Le plus délicat pour beaucoup de familles a été de savoir quoi faire lorsqu’une partie des barquettes avait déjà été entamée. La consigne officielle tenait en deux points : ne plus consommer le produit restant et surveiller l’apparition éventuelle de troubles digestifs dans les jours suivants. Même sans nom précis de bactérie incriminée, le défaut d’étanchéité suffit à justifier un principe de précaution strict.

Dans ce contexte, conserver des habitudes de bon sens change fortement la donne. Garder le foie gras au froid, entre 0 et 4 °C, respecter scrupuleusement la date limite de consommation, éviter les longs séjours à température ambiante sur la table du salon, tout cela limite le risque d’explosion microbienne, même en cas de léger défaut de barquette. On ne rattrapera pas un emballage défaillant, mais on évitera que la situation ne s’aggrave.

D’un point de vue de crémière, l’expérience montre que les clients les plus attentifs à la chaîne du froid sont souvent ceux qui s’en sortent le mieux lors de ce type d’alerte. Ils ont tendance à ranger directement leurs achats dans la partie la plus froide du frigo, à ne pas laisser les produits entamés traîner plus de deux heures sur la table, à les reconditionner dans des boîtes hermétiques. Ces gestes ne remplacent pas la vigilance des autorités, mais ils font la différence entre un incident limité et un vrai problème de santé publique.

Rappel saumon fumé Delpeyrat et risque de listériose en décembre 2023

L’autre volet majeur de cette alerte sanitaire de décembre 2023 a concerné le saumon fumé, autre pilier des tables de fêtes. Des plaquettes de saumon Delpeyrat, origine Norvège, vendues en France dans l’enseigne Leclerc, ont été rappelées à cause d’une suspicion de présence de Listeria monocytogenes. Le lot incriminé portait la référence J2980003. Là encore, ce n’est pas l’aspect qui faisait tiquer, mais les résultats d’analyses.
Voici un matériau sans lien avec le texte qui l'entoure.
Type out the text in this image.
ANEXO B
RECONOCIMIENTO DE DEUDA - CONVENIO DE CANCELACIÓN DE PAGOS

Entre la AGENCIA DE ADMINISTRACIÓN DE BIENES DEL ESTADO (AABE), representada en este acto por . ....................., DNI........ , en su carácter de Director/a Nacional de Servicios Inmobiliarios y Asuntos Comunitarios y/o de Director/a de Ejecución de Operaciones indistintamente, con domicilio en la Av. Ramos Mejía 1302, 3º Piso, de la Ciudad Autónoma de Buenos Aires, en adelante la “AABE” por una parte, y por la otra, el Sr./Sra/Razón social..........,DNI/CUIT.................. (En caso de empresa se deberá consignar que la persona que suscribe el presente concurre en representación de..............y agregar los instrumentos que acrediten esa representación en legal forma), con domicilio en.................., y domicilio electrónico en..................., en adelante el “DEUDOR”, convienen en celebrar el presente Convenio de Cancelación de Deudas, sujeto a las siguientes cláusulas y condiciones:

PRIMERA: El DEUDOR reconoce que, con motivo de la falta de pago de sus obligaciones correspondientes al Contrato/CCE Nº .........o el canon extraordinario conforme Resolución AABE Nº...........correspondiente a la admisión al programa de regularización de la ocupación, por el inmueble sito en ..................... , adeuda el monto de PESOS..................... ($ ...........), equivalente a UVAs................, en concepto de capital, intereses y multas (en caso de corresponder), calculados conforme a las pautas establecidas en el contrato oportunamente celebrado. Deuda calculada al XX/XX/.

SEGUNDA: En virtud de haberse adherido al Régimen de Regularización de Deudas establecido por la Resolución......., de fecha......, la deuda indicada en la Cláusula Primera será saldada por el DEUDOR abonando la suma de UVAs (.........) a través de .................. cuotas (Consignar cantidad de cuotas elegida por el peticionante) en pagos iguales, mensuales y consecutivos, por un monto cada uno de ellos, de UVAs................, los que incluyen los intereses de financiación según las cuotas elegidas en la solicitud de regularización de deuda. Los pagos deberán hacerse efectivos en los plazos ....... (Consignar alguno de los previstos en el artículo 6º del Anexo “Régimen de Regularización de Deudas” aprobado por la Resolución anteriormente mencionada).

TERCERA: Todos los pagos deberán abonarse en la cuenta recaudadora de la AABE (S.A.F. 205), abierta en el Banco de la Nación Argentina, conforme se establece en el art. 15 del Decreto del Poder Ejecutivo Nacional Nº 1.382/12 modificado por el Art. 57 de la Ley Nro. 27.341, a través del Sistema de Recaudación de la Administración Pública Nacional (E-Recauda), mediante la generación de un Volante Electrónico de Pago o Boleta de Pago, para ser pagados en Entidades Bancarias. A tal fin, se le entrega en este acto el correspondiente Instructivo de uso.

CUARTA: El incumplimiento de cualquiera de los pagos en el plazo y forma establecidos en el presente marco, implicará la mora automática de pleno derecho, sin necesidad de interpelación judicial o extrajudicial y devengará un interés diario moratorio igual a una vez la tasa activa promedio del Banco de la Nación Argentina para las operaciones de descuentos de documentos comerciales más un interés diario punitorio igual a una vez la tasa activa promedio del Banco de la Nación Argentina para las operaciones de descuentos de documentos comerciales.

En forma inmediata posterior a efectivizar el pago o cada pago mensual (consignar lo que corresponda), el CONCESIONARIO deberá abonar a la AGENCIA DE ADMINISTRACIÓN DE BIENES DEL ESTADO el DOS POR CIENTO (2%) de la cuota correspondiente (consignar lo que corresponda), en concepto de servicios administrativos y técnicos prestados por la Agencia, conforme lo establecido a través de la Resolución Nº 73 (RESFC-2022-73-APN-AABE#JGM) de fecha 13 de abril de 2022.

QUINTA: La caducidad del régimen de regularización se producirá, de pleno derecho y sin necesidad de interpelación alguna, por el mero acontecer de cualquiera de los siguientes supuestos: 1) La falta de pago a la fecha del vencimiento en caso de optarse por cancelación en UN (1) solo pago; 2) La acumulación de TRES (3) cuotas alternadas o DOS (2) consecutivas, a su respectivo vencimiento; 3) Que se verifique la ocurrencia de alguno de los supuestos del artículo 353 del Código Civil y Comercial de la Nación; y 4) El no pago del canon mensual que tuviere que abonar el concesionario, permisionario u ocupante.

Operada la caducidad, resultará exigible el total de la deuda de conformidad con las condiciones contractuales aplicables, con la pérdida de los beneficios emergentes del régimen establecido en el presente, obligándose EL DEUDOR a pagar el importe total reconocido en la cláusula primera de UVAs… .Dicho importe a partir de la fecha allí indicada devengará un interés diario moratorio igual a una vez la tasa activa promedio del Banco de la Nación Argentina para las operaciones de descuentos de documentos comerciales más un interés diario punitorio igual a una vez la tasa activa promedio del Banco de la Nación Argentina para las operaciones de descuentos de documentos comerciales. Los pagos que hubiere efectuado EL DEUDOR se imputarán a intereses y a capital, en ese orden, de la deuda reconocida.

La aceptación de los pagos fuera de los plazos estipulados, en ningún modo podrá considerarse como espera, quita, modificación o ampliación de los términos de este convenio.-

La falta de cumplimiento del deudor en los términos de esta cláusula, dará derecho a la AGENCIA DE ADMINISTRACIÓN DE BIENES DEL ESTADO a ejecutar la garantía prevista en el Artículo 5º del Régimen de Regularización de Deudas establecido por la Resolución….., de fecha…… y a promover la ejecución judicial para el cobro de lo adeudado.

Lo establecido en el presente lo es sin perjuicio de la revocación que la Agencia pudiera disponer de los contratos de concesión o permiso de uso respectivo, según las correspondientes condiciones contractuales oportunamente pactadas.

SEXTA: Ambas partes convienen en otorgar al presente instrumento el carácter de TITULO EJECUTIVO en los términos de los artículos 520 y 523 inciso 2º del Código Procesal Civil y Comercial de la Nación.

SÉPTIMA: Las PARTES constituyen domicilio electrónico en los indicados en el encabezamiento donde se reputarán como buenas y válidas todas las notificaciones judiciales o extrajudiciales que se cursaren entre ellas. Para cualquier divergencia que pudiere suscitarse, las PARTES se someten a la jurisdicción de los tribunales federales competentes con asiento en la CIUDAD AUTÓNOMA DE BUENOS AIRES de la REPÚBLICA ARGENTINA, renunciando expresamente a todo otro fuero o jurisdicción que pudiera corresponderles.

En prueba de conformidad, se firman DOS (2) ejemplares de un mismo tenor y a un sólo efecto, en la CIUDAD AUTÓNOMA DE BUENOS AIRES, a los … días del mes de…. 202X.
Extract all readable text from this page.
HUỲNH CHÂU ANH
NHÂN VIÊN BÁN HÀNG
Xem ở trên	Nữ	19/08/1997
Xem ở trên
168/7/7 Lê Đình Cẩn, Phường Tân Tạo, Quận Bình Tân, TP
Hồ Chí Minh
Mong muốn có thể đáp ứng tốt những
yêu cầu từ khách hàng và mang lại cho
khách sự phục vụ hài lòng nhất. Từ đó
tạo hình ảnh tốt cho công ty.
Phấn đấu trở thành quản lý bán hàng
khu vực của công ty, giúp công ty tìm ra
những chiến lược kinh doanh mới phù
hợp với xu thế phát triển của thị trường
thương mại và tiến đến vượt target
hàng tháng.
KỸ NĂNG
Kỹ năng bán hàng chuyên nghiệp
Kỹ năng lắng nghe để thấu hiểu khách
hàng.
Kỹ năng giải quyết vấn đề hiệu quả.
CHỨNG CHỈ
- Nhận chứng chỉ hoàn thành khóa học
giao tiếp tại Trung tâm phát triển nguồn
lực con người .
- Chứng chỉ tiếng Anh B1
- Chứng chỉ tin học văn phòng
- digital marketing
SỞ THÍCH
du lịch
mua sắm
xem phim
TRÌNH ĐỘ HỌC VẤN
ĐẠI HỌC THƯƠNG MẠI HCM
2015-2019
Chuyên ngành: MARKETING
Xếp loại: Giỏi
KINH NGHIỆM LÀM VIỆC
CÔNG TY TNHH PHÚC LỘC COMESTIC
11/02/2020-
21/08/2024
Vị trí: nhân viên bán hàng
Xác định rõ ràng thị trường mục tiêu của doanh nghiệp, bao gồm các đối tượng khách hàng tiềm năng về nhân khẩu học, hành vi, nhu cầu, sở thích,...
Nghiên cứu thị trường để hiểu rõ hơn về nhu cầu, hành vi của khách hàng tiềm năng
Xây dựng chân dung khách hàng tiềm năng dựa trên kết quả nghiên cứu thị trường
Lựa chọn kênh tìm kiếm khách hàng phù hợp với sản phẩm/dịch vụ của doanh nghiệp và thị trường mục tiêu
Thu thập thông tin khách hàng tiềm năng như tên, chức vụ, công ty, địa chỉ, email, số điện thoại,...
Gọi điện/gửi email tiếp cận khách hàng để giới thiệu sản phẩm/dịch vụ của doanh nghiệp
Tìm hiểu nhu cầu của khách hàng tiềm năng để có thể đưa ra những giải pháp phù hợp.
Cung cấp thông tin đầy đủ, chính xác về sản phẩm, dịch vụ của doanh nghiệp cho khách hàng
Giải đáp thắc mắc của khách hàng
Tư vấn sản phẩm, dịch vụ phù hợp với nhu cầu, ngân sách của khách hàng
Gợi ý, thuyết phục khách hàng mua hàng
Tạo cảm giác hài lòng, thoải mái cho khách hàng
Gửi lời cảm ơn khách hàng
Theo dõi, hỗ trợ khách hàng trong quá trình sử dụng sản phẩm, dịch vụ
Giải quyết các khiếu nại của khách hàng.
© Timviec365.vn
La Listeria est une bactérie bien connue des professionnels. Elle aime les environnements frais, supporte très bien la réfrigération et se développe volontiers dans les produits prêts à consommer comme le saumon fumé, les fromages au lait cru ou certaines charcuteries. La maladie qu’elle provoque, la listériose, reste rare, mais peut être sévère pour certaines catégories de population. Raison pour laquelle les seuils de tolérance sont très stricts en agroalimentaire.

La procédure de rappel demandait aux clients de ne pas manger le saumon, même si la date limite de consommation n’était pas dépassée, et de le rapporter au magasin avant le 20 décembre pour un échange ou un remboursement. Là encore, aucune discussion sur le ticket de caisse. Cette règle, souvent méconnue, est pourtant un levier important pour encourager les consommateurs à jouer le jeu du rappel plutôt que d’hésiter par peur de « perdre de l’argent ».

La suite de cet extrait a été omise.